Oh, Frau Bergmann, in Ihrem Arbeitszimmer stehen ja lauter kleine Engel!

Christine Bergmann: Ja, der zum Beispiel (sie nimmt einen holzgeschnitzten Engel mit weißer Schürze vom Schrank), den habe ich von Nils bekommen. Er ist behindert, wurde jahrelang missbraucht. Er hat ihn mir geschenkt. ›Frau Bergmann braucht einen besonders großen Schutzengel‹, hat er gesagt.

Dieser Junge war ja einer von überraschend vielen, die sich an Sie gewandt haben, als die Bundesregierung Sie 2010 zur Missbrauchsbeauftragen, also zur Chefin einer Gruppe machte, die die massenhaften Fälle sexuellen Kindesmissbrauchs in Heimen, Kirchen und anderen Institutionen aufzuarbeiten begann.

Bergmann: Es waren über 20000 Menschen, die sich an uns gewandt haben. Ich selbst habe über 3000 Mails und Briefe gelesen, ein paar Hundert Gespräche geführt.

Was hat das mit Ihrer Seele gemacht? Sind Sie noch dieselbe wie früher?

Bergmann: Nein, nach diesen eineinhalb Jahren ist man nicht mehr dieselbe. Weil man in solche Abgründe geblickt hat. Es sind ja fast immer Kinder gewesen, um die es ging.
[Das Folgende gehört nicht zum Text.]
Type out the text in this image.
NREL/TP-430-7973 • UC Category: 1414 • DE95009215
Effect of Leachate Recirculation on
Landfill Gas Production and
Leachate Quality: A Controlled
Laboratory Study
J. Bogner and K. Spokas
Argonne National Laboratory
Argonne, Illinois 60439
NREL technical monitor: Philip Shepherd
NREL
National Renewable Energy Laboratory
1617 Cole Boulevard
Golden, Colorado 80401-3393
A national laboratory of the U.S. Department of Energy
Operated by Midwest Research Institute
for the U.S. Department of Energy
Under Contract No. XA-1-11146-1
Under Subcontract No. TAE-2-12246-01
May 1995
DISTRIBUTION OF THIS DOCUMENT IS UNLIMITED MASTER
Es war erschütternd, den heute Erwachsenen - es waren auch viele weinende Männer - gegenüberzusitzen. Ich habe sehr gespürt, was das für eine Befreiung ist, dass sie nun darüber reden konnten, was ihnen widerfahren war.

Hat sich Ihr Bild von der katholischen Kirche durch die Häufigkeit der Missbrauchsfälle dort verändert?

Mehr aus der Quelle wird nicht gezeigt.